Bill Baer was confirmed Dec. 30, 2012, as assistant attorney general for the Department of Justice’s (DOJ) Antitrust Division. Previously Baer was in private practice and also had several stints at the Federal Trade Commission (FTC), including one as director of the Bureau of Competition from 1995 to 1999.

Claudia Higgins, who spent two decades at the FTC, most recently as assistant director for regional litigation, worked there with Baer and says he knows how to balance business with law.

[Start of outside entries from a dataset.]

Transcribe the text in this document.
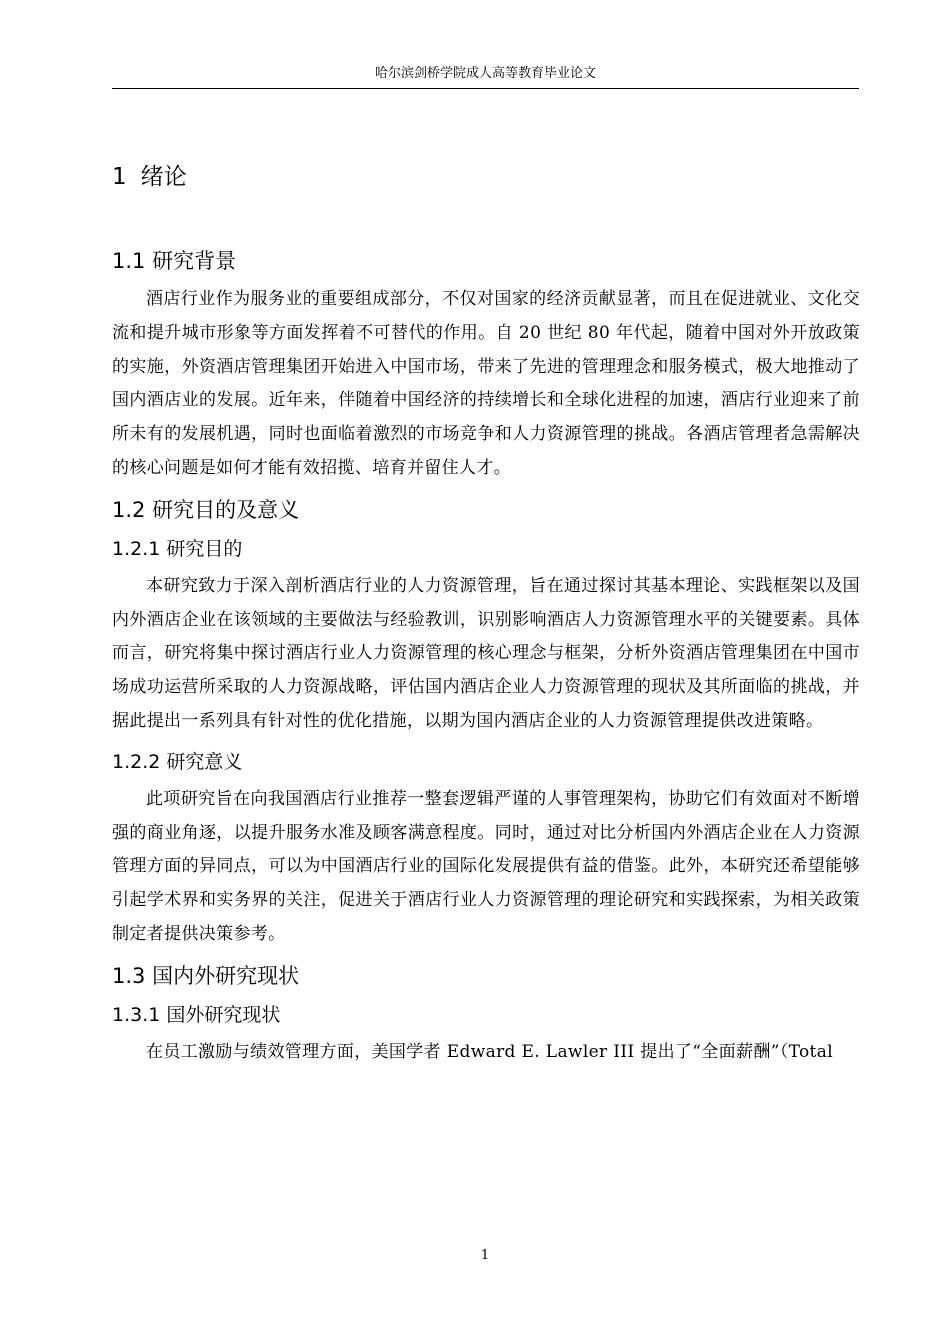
哈尔滨剑桥学院成人高等教育毕业论文
1 绪论
1.1 研究背景

酒店行业作为服务业的重要组成部分，不仅对国家的经济贡献显著，而且在促进就业、文化交流和提升城市形象等方面发挥着不可替代的作用。自 20 世纪 80 年代起，随着中国对外开放政策的实施，外资酒店管理集团开始进入中国市场，带来了先进的管理理念和服务模式，极大地推动了国内酒店业的发展。近年来，伴随着中国经济的持续增长和全球化进程的加速，酒店行业迎来了前所未有的发展机遇，同时也面临着激烈的市场竞争和人力资源管理的挑战。各酒店管理者急需解决的核心问题是如何才能有效招揽、培育并留住人才。

1.2 研究目的及意义
1.2.1 研究目的

本研究致力于深入剖析酒店行业的人力资源管理，旨在通过探讨其基本理论、实践框架以及国内外酒店企业在该领域的主要做法与经验教训，识别影响酒店人力资源管理水平的关键要素。具体而言，研究将集中探讨酒店行业人力资源管理的核心理念与框架，分析外资酒店管理集团在中国市场成功运营所采取的人力资源战略，评估国内酒店企业人力资源管理的现状及其所面临的挑战，并据此提出一系列具有针对性的优化措施，以期为国内酒店企业的人力资源管理提供改进策略。

1.2.2 研究意义

此项研究旨在向我国酒店行业推荐一整套逻辑严谨的人事管理架构，协助它们有效面对不断增强的商业角逐，以提升服务水准及顾客满意程度。同时，通过对比分析国内外酒店企业在人力资源管理方面的异同点，可以为中国酒店行业的国际化发展提供有益的借鉴。此外，本研究还希望能够引起学术界和实务界的关注，促进关于酒店行业人力资源管理的理论研究和实践探索，为相关政策制定者提供决策参考。

1.3 国内外研究现状
1.3.1 国外研究现状

在员工激励与绩效管理方面，美国学者 Edward E. Lawler III 提出了“全面薪酬”（Total

1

“Bill Baer is someone who really does understand how to litigate, and he’s somebody who understands the business side of things,” says Higgins, now a partner at Kaye Scholer. “Some might say that because he filed two cases in his first month it means that he’s going to be a gangbuster at the DOJ, but it’s going to be fairly balanced. He does come with really strong credentials in understanding both sides of the fence.”

At the FTC, Edith Ramirez took over from Jon Leibowitz as chairman in March. Leibowitz left on a high note in the wake of a Supreme Court victory and the conclusion of the agency’s Google Inc. investigation.

Robby Robertson, former chief trial counsel for the FTC’s Bureau of Competition and now a partner at Hogan Lovells, says that though the DOJ went through a period of risk aversion, the FTC has not operated that way, at least not since Tim Muris became chairman in 2001. Recent FTC successes in merger enforcement came after a string of losses and reflect the agency’s persistence, Robertson says.

“Across the whole agency, not just on the competition side but on the consumer protection side, too, they take on what they believe is the right case, and they do it no matter what the risk is,” he says. “It’s something that I would expect Edith Ramirez to continue—she’s a bright lawyer who is not shy and is not afraid to take on risk.”